The weak data from continental Europe's two biggest economies suggested the euro zone cannot avoid recession, while in China a senior government economist said the economy was facing more downward pressure than expected.

Whilst a slowdown in Europe and China has been expected, investors were unnerved by the drop in new orders in both regions, which fuelled concerns that an unexpectedly severe downturn could snuff out the global recovery.

SLOWER GROWTH
Fears of slower growth in key markets hurt big Japanese exporters, with Toyota Motor Corp down 1.4 per cent, Honda Motor off 2 per cent and Sony Corp losing 2.3 per cent.

However, market participants said the sell-off offered buying opportunities for longer-term investors as they remained upbeat on the outlook of Japanese equities, among the best performers of 2012 with a year-to-date gain of 20 per cent.

Wall Street stocks fell 0.7 per cent on Thursday and U.S. crude slid almost $2 a barrel.

The growth jitters, which have been gnawing at market confidence since China lowered its official 2012 growth target to 7.5 per cent in mid-March, have for the time being halted a rally in riskier assets driven by steadily improving U.S. data and massive injections of liquidity from major central banks.

Rising risk aversion prompted investors to seek safety in the yen, which rose more than 1 percent against the dollar on Thursday.

The yen eased back a touch on Friday to around 82.90, while the dollar was flat against a basket of major currencies.

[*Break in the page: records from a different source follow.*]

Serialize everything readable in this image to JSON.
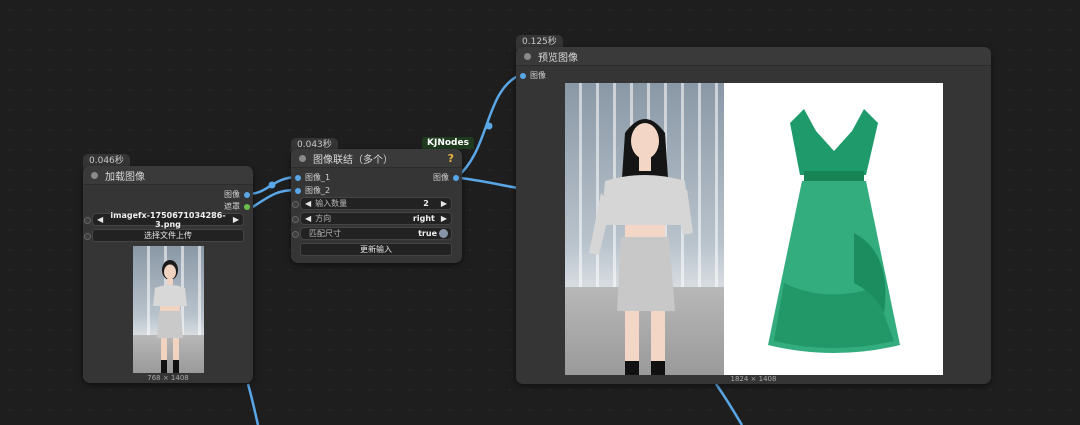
{
  "load_node": {
    "time": "0.046秒",
    "title": "加载图像",
    "outputs": {
      "image": "图像",
      "mask": "遮罩"
    },
    "filename": "imagefx-1750671034286-3.png",
    "upload_button": "选择文件上传",
    "dimensions": "768 × 1408"
  },
  "concat_node": {
    "time": "0.043秒",
    "tag": "KJNodes",
    "title": "图像联结（多个）",
    "help_icon": "?",
    "inputs": {
      "image_1": "图像_1",
      "image_2": "图像_2"
    },
    "output": "图像",
    "widgets": {
      "input_count_label": "输入数量",
      "input_count_value": "2",
      "direction_label": "方向",
      "direction_value": "right",
      "match_size_label": "匹配尺寸",
      "match_size_value": "true"
    },
    "update_button": "更新输入"
  },
  "preview_node": {
    "time": "0.125秒",
    "title": "预览图像",
    "input": "图像",
    "dimensions": "1824 × 1408"
  },
  "colors": {
    "wire": "#5aa7e8",
    "image_slot": "#5aa7e8",
    "mask_slot": "#6abf4b",
    "dress": "#1f9a6b"
  }
}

The Aussie struggled at around $1.0390.

Oil edged up around 25 cents a barrel, with Brent crude fetching around $123.39 and U.S. crude about $105.60.

"The macroeconomic picture is getting better, especially in the U.S., and that's helping oil prices," said Ken Hasegawa, a commodity derivatives manager at Newedge Brokerage in Tokyo.

"But the recovery is very slow and there's still a lot of uncertainty regarding China and Europe."

Growth sensitive copper bounced off a 2 per cent drop in the previous session, with London prices gaining around 0.7 per cent to $8,350 a tonne but still on course for a weekly loss. Gold was little changed around $1,645 an ounce.